9 Das BVwG erläuterte seine Beweiswürdigung und führte rechtlich aus, dass festzustellen gewesen sei, welche tatsächlichen Verrichtungen der Mitbeteiligte während der maßgeblichen Vordienstzeit besorgt habe, in welchem Ausmaß dies geschehen sei, welche Kenntnisse und Fähigkeiten erworben worden seien sowie welche tatsächlichen Tätigkeiten er auf dem Dienstposten, auf den er aufgenommen worden sei, zu verrichten gehabt habe, inwieweit der Verwendungserfolg über dem eines Beamten ohne ähnliche Vortätigkeit gelegen sei und ob die Vortätigkeit für den Verwendungserfolg als Beamter ursächlich gewesen sei. Betreffend den Zusammenhang zwischen Vortätigkeit und Tätigkeit des Beamten sei die Rechtslage nicht wesentlich geändert worden. Weiters sei auf die Verwendung des Beamten in den ersten sechs Monaten seines öffentlich-rechtlichen Dienstverhältnisses abzustellen. Es sei unbestritten geblieben, dass ein erheblich erhöhter Arbeitserfolg vorgelegen sei. Die belangte Behörde sei auf dem Standpunkt geblieben, dieser Arbeitserfolg sei nicht durch die Vortätigkeiten des Mitbeteiligten verursacht worden; demgegenüber habe der Mitbeteiligte dargelegt, dass sowohl die im Zuge der Vortätigkeit erworbenen Erfahrungen als auch die Kenntnisse im Gebiet der Computeranwendungen, Menschenführung, Englischkenntnisse und Ausdrucksfähigkeit wesentlich zu seinem Erfolg beigetragen hätten.
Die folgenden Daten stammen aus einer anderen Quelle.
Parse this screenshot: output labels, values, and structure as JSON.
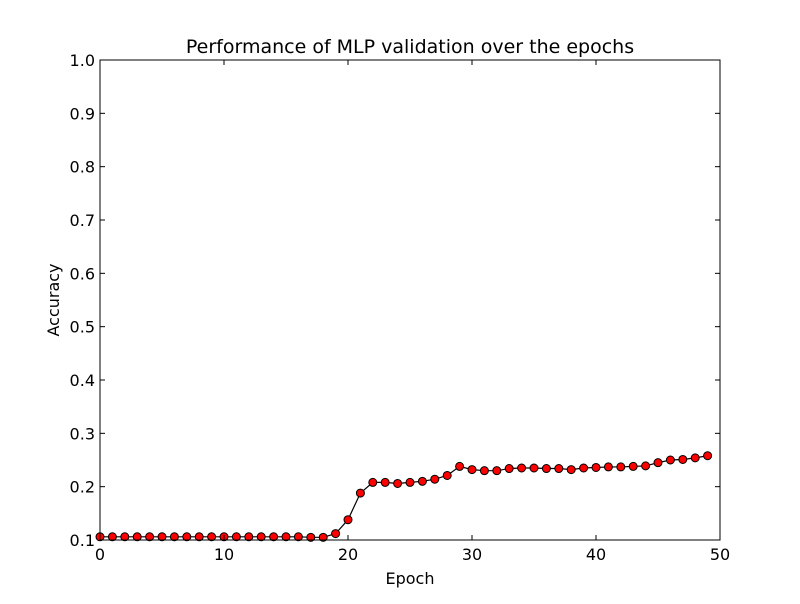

Der Begriff der "Routine" in § 12 Abs. 3 GehG werde dabei so ausgelegt, dass dies nicht im Sinne von einfachen wiederholenden wenig komplexen Tätigkeiten verstanden werde, sondern im Sinne von Erfahrung, die auch höhere Fähigkeiten und Kenntnisse begründen könne. Der im Gesetzestext angeführte Mehrwert einer Vortätigkeit beziehe sich nicht auf eine Ersparnis an Einarbeitung auf den neuen Arbeitsplatz (Z 1), sondern könne auch ohne erforderliche Einarbeitung durch eine Erfolgserhöhung (Z 2) begründet werden. Dadurch könne sichergestellt bleiben, dass alle Polizeischüler die erforderlichen Voraussetzungen für den ordnungsgemäßen Dienst eines eingeteilten Polizisten erwerben würden. Da sich die erhebliche Erhöhung des Arbeitserfolges auf die Hälfte der Tätigkeiten des Mitbeteiligten bezöge, seien diese zur Hälfte anzurechnen.
10 Weiters sprach das BVwG aus, dass die Revision zulässig sei; dem Inhalt der Zulassungsbegründung nach fehle Rechtsprechung zur Auslegung des Begriffes der "vorhandenen Routine" in § 12 Abs. 3 GehG.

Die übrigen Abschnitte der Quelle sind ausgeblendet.